Le travail exceptionnel réalisé par les pompiers dans la nuit du 15 au 16 avril a permis de sauver la majeure partie de l'édifice, alors que le beffroi nord menaçait de s'effondrer. Seule la stabilité de la voûte n'est toujours pas, à ce stade, garantie. La réactivité des différents services a également permis de mettre rapidement en sûreté à l'Hôtel de ville les oeuvres qui se trouvaient à l'intérieur du monument.
Dès le 15 avril au soir, le Président de la République a annoncé le lancement, le lendemain, d'une souscription nationale. Le 16 avril, il a indiqué son souhait de voir rebâtie la cathédrale « plus belle encore » dans un délai de cinq ans. Le 17 avril, à la suite d'un conseil des ministres consacré exclusivement à Notre-Dame, le Premier ministre a annoncé plusieurs mesures pour relever le défi de ce chantier hors norme, parmi lesquelles le dépôt d'un projet de loi permettant de donner un cadre légal à la souscription lancée par le Président de la République et l'organisation d'un concours international d'architecture portant sur la reconstruction de la flèche de la cathédrale. Il a également indiqué la nomination de Jean-Louis Georgelin, ancien chef d'état-major des armées, comme représentant spécial chargé de « veiller à l'avancement des procédures et des travaux qui seront engagés ».
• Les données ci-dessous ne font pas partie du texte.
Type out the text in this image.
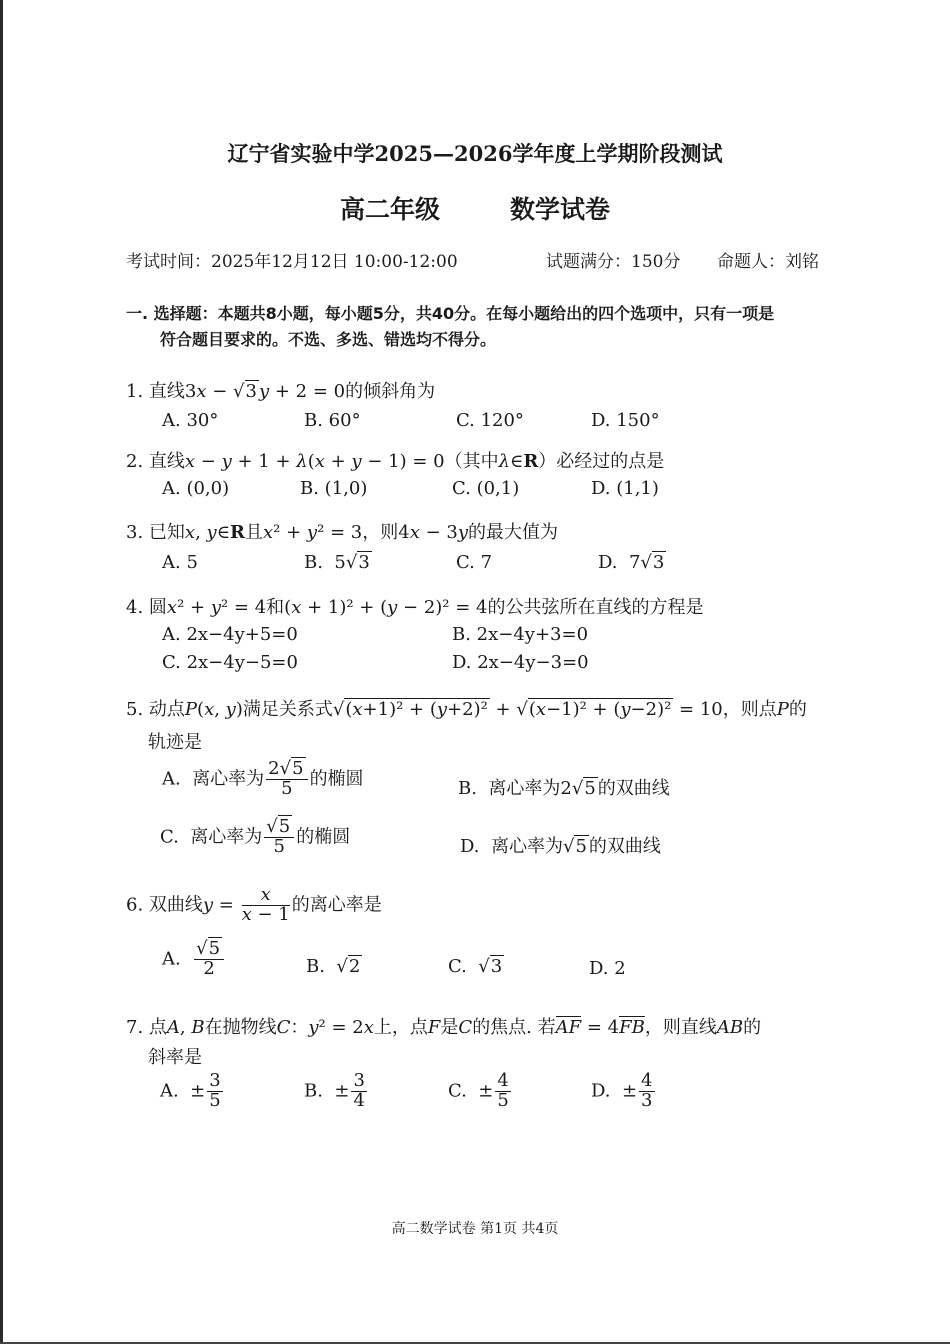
辽宁省实验中学2025—2026学年度上学期阶段测试
高二年级	数学试卷
考试时间：2025年12月12日 10:00-12:00	试题满分：150分 命题人：刘铭
一. 选择题：本题共8小题，每小题5分，共40分。在每小题给出的四个选项中，只有一项是
符合题目要求的。不选、多选、错选均不得分。
1. 直线3x − √3 y + 2 = 0的倾斜角为
A. 30°	B. 60°	C. 120°	D. 150°
2. 直线x − y + 1 + λ(x + y − 1) = 0（其中λ∈R）必经过的点是
A. (0,0)	B. (1,0)	C. (0,1)	D. (1,1)
3. 已知x, y∈R且x² + y² = 3，则4x − 3y的最大值为
A. 5	B.  5√3	C. 7	D.  7√3
4. 圆x² + y² = 4和(x + 1)² + (y − 2)² = 4的公共弦所在直线的方程是
A. 2x−4y+5=0	B. 2x−4y+3=0
C. 2x−4y−5=0	D. 2x−4y−3=0
5. 动点P(x, y)满足关系式√(x+1)² + (y+2)² + √(x−1)² + (y−2)² = 10，则点P的
轨迹是
A.  离心率为 $\frac{2√5}{5}$ 的椭圆	B.  离心率为2√5 的双曲线
C.  离心率为 $\frac{√5}{5}$ 的椭圆	D.  离心率为√5 的双曲线
6. 双曲线$y = \frac{x}{x - 1}$ 的离心率是
A. $\frac{√5}{2}$	B.  √2	C.  √3	D. 2
7. 点A, B在抛物线C：y² = 2x上，点F是C的焦点. 若AF = 4FB，则直线AB的
斜率是
A.  ± $\frac{3}{5}$	B.  ± $\frac{3}{4}$	C.  ± $\frac{4}{5}$	D.  ± $\frac{4}{3}$
高二数学试卷 第1页 共4页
Si certaines de ces annonces ont été bien accueillies, d'autres en revanche ont immédiatement soulevé des interrogations.
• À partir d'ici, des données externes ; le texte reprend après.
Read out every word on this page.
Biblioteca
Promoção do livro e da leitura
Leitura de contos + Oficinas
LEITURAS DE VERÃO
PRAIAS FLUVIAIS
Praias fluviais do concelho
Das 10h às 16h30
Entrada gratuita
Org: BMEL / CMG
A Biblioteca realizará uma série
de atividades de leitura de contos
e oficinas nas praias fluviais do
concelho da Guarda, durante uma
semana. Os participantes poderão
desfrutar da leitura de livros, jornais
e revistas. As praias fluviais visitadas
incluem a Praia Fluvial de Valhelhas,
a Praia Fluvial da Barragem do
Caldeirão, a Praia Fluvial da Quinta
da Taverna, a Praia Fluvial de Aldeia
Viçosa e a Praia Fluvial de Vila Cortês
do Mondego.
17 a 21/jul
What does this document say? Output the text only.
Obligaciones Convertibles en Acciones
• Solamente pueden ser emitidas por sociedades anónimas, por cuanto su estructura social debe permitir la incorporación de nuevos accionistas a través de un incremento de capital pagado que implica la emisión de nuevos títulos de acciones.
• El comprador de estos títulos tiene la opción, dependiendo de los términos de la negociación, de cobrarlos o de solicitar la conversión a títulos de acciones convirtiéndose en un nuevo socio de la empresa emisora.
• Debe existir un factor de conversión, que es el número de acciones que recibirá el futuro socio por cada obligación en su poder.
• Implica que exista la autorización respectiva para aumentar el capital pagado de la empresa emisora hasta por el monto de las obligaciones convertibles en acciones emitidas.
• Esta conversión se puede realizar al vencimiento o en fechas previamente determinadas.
C'est le cas du concours international d'architecture pour la reconstruction de la flèche. L'idée d'un « geste architectural » ne va pas forcément de soi. Une reconstruction de celle-ci à l'identique est parfaitement envisageable. Elle apparaît d'autant plus justifiée que les plans de Viollet-le-Duc sont à disposition, que les relevés existent, que les statues des douze apôtres et des quatre évangélistes avaient été déposées le jeudi précédant le sinistre et que le coq qui ornait aussi la flèche a été sauvé. Elle va plutôt dans le sens des recommandations formulées par les textes de référence internationaux en matière de restauration, à commencer par la Charte de Venise de 1964. Elle constituerait enfin un gain de temps précieux au regard de l'objectif d'une reconstruction en cinq ans, comme souhaité par le Président de la République.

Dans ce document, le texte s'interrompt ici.